20020325.00

     Die Gesetze dienen dazu die Menschen gegen einander zu
schuetzen; sie vor der Unvorhersehbarkeit, Unbestimmtheit, vor
der kierkegaardschen Moeglichkeit welche die Angst hervorbringt
(erzeugt) zu bewahren.  Dieser Schutz scheint ersten Ranges den
Untertanen des Gesetzes zu gute zu kommen, welche das Gesetz vor
Diebstahl und Totschlag von ihresgleichen schuetzt.  In einer
hoch entwickelten und eng verstrickten Gesellschaft jedoch stammt
die Bedrohung des Einzelnen nicht nur von seines gleichen,
sondern in betraechtlichem Masse auch von jenen Beamten welche
die Befolgung des Gesetzes erzwingen; und endlich vielleicht von
den Beamten in noch groesserem Masse als von sogenanten gemeinen
Verbrechern.

     Die Bedrohung welche die angebliche Vollstreckung der
Gesetze darstellt, hat verschiedene Ursachen. Die Vollstrecker
der Gesetze sind selbst Menschen und ihre Handlungen sind
leytzten Endes nicht weniger willkuerlich als die Handlungen
aller anderen Menschen.  Quis custodiet ipsos custodes?  Wer wird
die Hueter hueten?  Man erlaesst wiederum Gesetze um das Betragen
von Polizisten, Anwaelten, Richtern und anderen Beamten zu
kontrollieren, aber auch diese Gesetze beduerfen der Auslegung
und des Vollzuges.  Doch vermag kein Mensch an sich selber ein
Gesetz zu vollstrecken.  Trotz aller Bemuehungen um eine
verfassungsmaessige Regierung, verbleiben die Beamten in hohem
Masse ausserhalb, oder ueberhalb der Gesetze.
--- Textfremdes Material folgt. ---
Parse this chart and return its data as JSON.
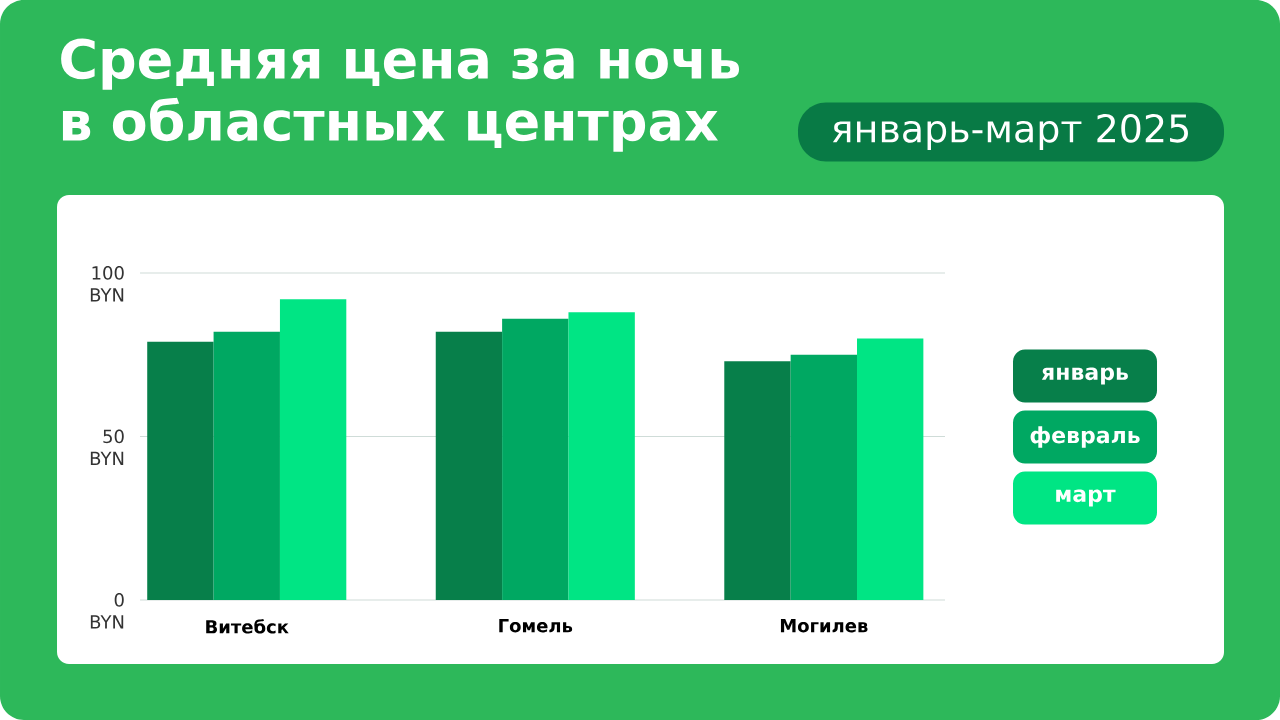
{
  "chart_data": {
    "type": "bar",
    "title": "Средняя цена за ночь в областных центрах",
    "subtitle": "январь-март 2025",
    "categories": [
      "Витебск",
      "Гомель",
      "Могилев"
    ],
    "series": [
      {
        "name": "январь",
        "color": "#077f4a",
        "values": [
          79,
          82,
          73
        ]
      },
      {
        "name": "февраль",
        "color": "#00a862",
        "values": [
          82,
          86,
          75
        ]
      },
      {
        "name": "март",
        "color": "#00e584",
        "values": [
          92,
          88,
          80
        ]
      }
    ],
    "ylim": [
      0,
      100
    ],
    "yticks": [
      {
        "value": 0,
        "label": "0 BYN"
      },
      {
        "value": 50,
        "label": "50 BYN"
      },
      {
        "value": 100,
        "label": "100 BYN"
      }
    ],
    "grid": "y",
    "legend": "right"
  }
}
     Auch ist die Gesellschaft in einem Masse verstrickt, dass
die Anzahl der Umstaende welche gesetzlicher Kontrolle beduerfen,
oder von denen man meint, dass sie dergleichen Kontrolle
beduerften, sehr gross, so dass es sehr viele Bestimmungen und
Verordnungen gibt, welche bis in die unbedeutendsten Situationen
reichen, Verordnungen welche kein Mensch im Gedaechtnis zu
behalten vermag auf Situationen gemuenzt die so zahlreich sind,
dass es unmoeglich ist sie alle zu kontrollieren.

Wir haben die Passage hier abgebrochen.